John Griffith: Dave, I might add that the other thing about a rising gold price environment, because we own royalties that incremental revenue just drops to the bottom line. There are no costs that come with it. So it’s incredible leverage. And that’s one of the beauties of the royalty business model.
Joanne Jobin : Thank you. John. Can you comment on Marin Katusa and why he advised his subscribers to sell?
David Garofalo : Yes, Marin last year really turned bearish on gold because the Federal Reserve was starting what was at that point and still is an unprecedented increase in interest rates. And he used the phrase don’t fight the Fed. And so he actually advised his investors, his subscribers, to liquidate their gold positions. It wasn’t just a Gold Royalty phenomenon. Obviously, he was very heavily weighted to Gold Royalty as one of his preferred stories. But he decided to make a wholesale rotation out of gold. Interestingly, in the last couple of weeks, he’s pivoted back into the gold sector and is actually advising his investors to look at gold and the potential for an unprecedented bull run in gold. So I think, like many of us, he’s starting to see the potential for a significant pivot by central banks, from tightening monetary conditions to easing them dramatically because of the prospect of a financial contagion.

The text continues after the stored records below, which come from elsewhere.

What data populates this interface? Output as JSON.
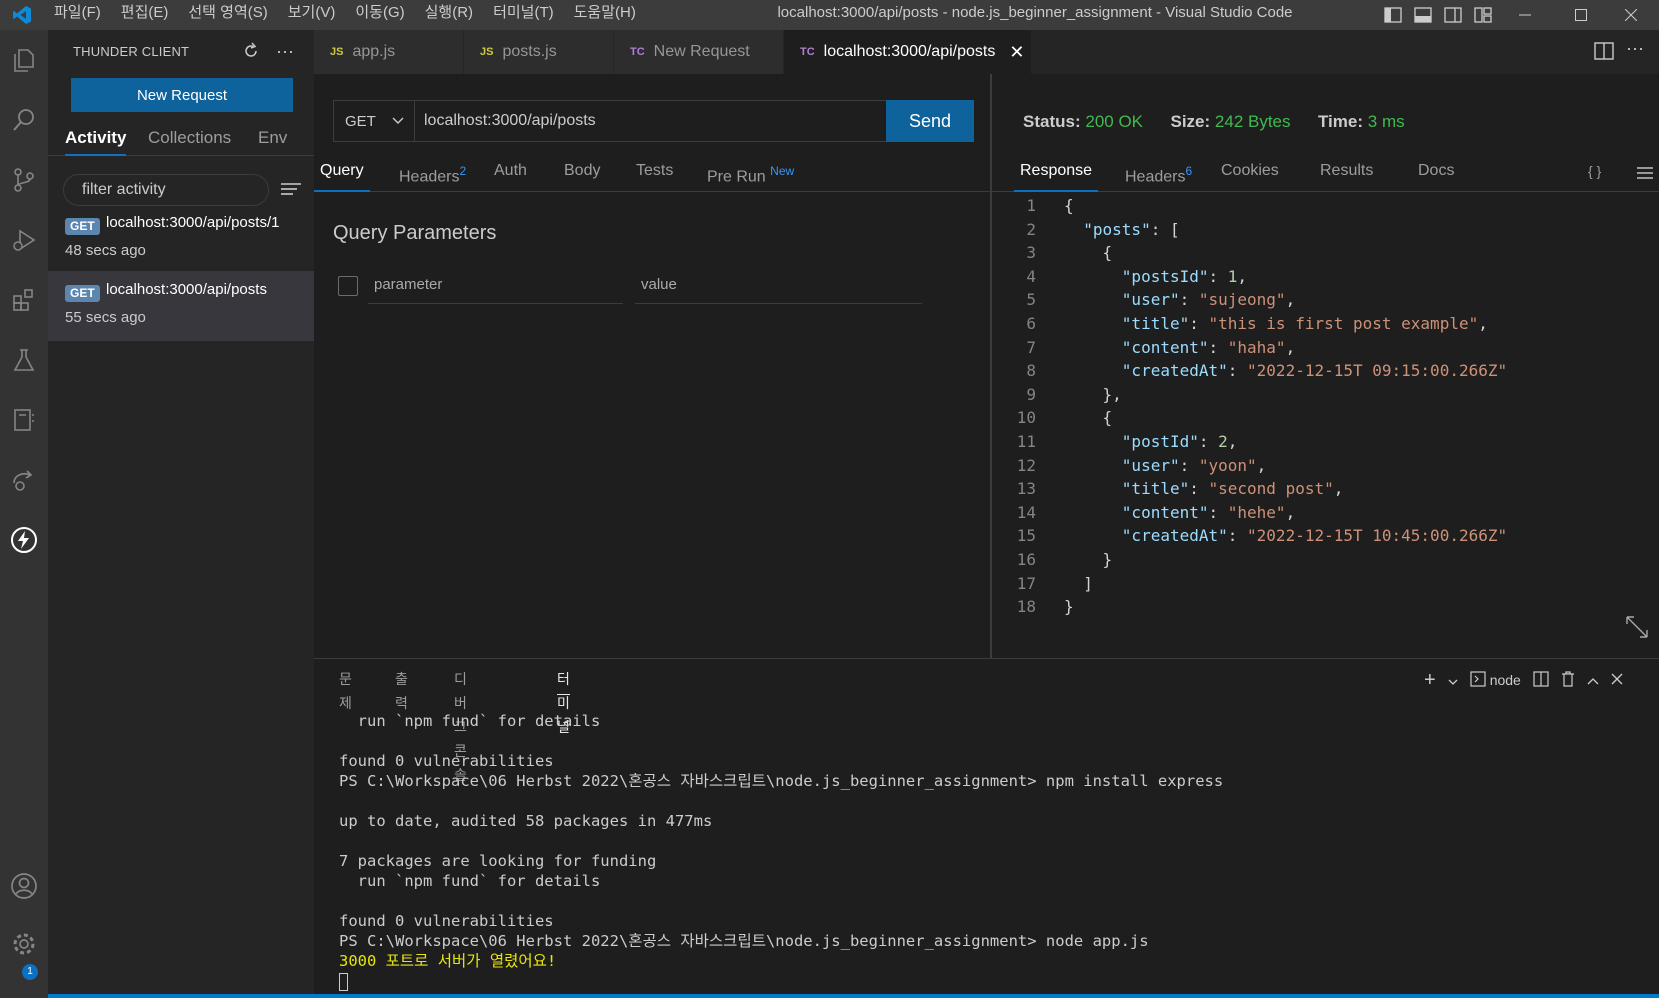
{
  "titlebar": {
    "menu": [
      "파일(F)",
      "편집(E)",
      "선택 영역(S)",
      "보기(V)",
      "이동(G)",
      "실행(R)",
      "터미널(T)",
      "도움말(H)"
    ],
    "window_title": "localhost:3000/api/posts - node.js_beginner_assignment - Visual Studio Code"
  },
  "activitybar": {
    "settings_badge": "1"
  },
  "sidebar": {
    "title": "THUNDER CLIENT",
    "new_request_label": "New Request",
    "tabs": [
      "Activity",
      "Collections",
      "Env"
    ],
    "filter_placeholder": "filter activity",
    "activity": [
      {
        "method": "GET",
        "url": "localhost:3000/api/posts/1",
        "time": "48 secs ago"
      },
      {
        "method": "GET",
        "url": "localhost:3000/api/posts",
        "time": "55 secs ago"
      }
    ]
  },
  "editor_tabs": [
    {
      "icon": "JS",
      "label": "app.js"
    },
    {
      "icon": "JS",
      "label": "posts.js"
    },
    {
      "icon": "TC",
      "label": "New Request"
    },
    {
      "icon": "TC",
      "label": "localhost:3000/api/posts"
    }
  ],
  "request": {
    "method": "GET",
    "url": "localhost:3000/api/posts",
    "send_label": "Send",
    "tabs": [
      "Query",
      "Headers",
      "Auth",
      "Body",
      "Tests",
      "Pre Run"
    ],
    "headers_count": "2",
    "prerun_badge": "New",
    "query_title": "Query Parameters",
    "param_placeholder": "parameter",
    "value_placeholder": "value"
  },
  "response": {
    "status_label": "Status:",
    "status_value": "200 OK",
    "size_label": "Size:",
    "size_value": "242 Bytes",
    "time_label": "Time:",
    "time_value": "3 ms",
    "tabs": [
      "Response",
      "Headers",
      "Cookies",
      "Results",
      "Docs"
    ],
    "headers_count": "6",
    "braces_label": "{ }"
  },
  "terminal": {
    "tabs": [
      "문제",
      "출력",
      "디버그 콘솔",
      "터미널"
    ],
    "shell_label": "node",
    "lines": [
      "  run `npm fund` for details",
      "",
      "found 0 vulnerabilities",
      "PS C:\\Workspace\\06 Herbst 2022\\혼공스 자바스크립트\\node.js_beginner_assignment> npm install express",
      "",
      "up to date, audited 58 packages in 477ms",
      "",
      "7 packages are looking for funding",
      "  run `npm fund` for details",
      "",
      "found 0 vulnerabilities",
      "PS C:\\Workspace\\06 Herbst 2022\\혼공스 자바스크립트\\node.js_beginner_assignment> node app.js",
      "3000 포트로 서버가 열렸어요!"
    ]
  },
  "colors": {
    "accent": "#0e70c0",
    "button": "#0e639c",
    "status_ok": "#3fb950",
    "json_key": "#9cdcfe",
    "json_string": "#ce9178",
    "json_number": "#b5cea8"
  }
}
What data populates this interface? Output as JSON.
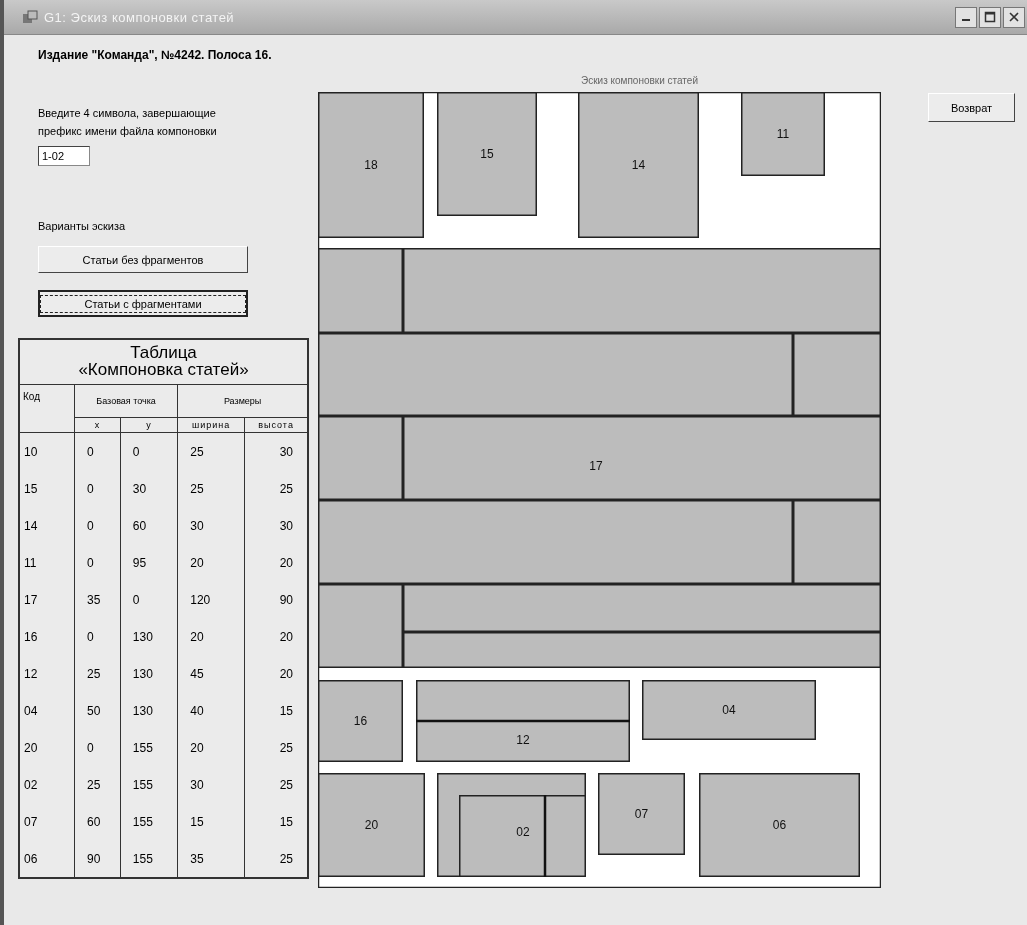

Joanne Jobin : Thank you. I know we’ve talked a little bit about pressure on the stock, but is there an actual catalyst that will help to improve the share price in the coming year?
David Garofalo : Well, from a macro standpoint, I would see the gold price would be a significant catalyst for not just our equity, but mining equities generally, but in particular royalty companies in the face of increasing inflation, that’s the best place you want to be parked to get optimum leverage to the gold price, optimum leverage to exploration while protecting yourself. As John correctly pointed out from inflation, every dollar increase in our revenue goes right to the bottom line because our costs are static and in fact, have been declining by 30% from the previous year as we’ve integrated all of this growth that we’ve executed on since our IPO just two years ago. We’re still a relatively young company, and we continue to optimize our business and optimize our cost structure. And so I think we’re very well positioned for a rising gold price environment.
Joanne Jobin : Thank you. I know you thoroughly discussed the First Majestic closing of Jarrett Canyon, but is there something else that you could sort of explain to your listeners? Because we’re getting a lot of questions on that.
David Garofalo : Yes, look, I think there’s a couple of things that we should point out. By consensus estimate, Jarrett Canyon represents less than 2% of our underlying value of our business. And that’s the power of diversification that you can realize in a royalty company that you can’t hope to realize even in the most senior operators in the gold industry, even the biggest, have no more than a dozen to 15 mines within their portfolio. So there’s a limit to the diversification you can undertake when you’re a producer, it’s impractical to run more than 12 or 15 mines, even if you’re a very big producer like Newmont or Barrick or Agnico Eagle, for that matter. And so with 216 royalties, we could run a business ten times the size with the same human footprint.
We have eight full time equivalent employees. There’s no limit to the diversification we can achieve within our portfolio. That’s another unique aspect and feature and attraction of this model. And while Jarrett Canyon is not in production currently, and they’re still assessing First Majestic when they’re going to restart operations there, we’ve completely removed that from our guidance. And that represents upside now. And the beautiful thing about royalties is they don’t waste, they don’t decay, they don’t require capital. We can just be patiently waiting for those operations to restart for First Majestic to continue its exploration program and benefit from the upside from their exploration efforts without actually having to contribute. So that provides a lot of optionality for our shareholders.
Joanne Jobin : Thank you, David. And is the company looking to continue to grow through portfolio acquisitions, or are you going to rely on organic growth for the next little while?
David Garofalo : John?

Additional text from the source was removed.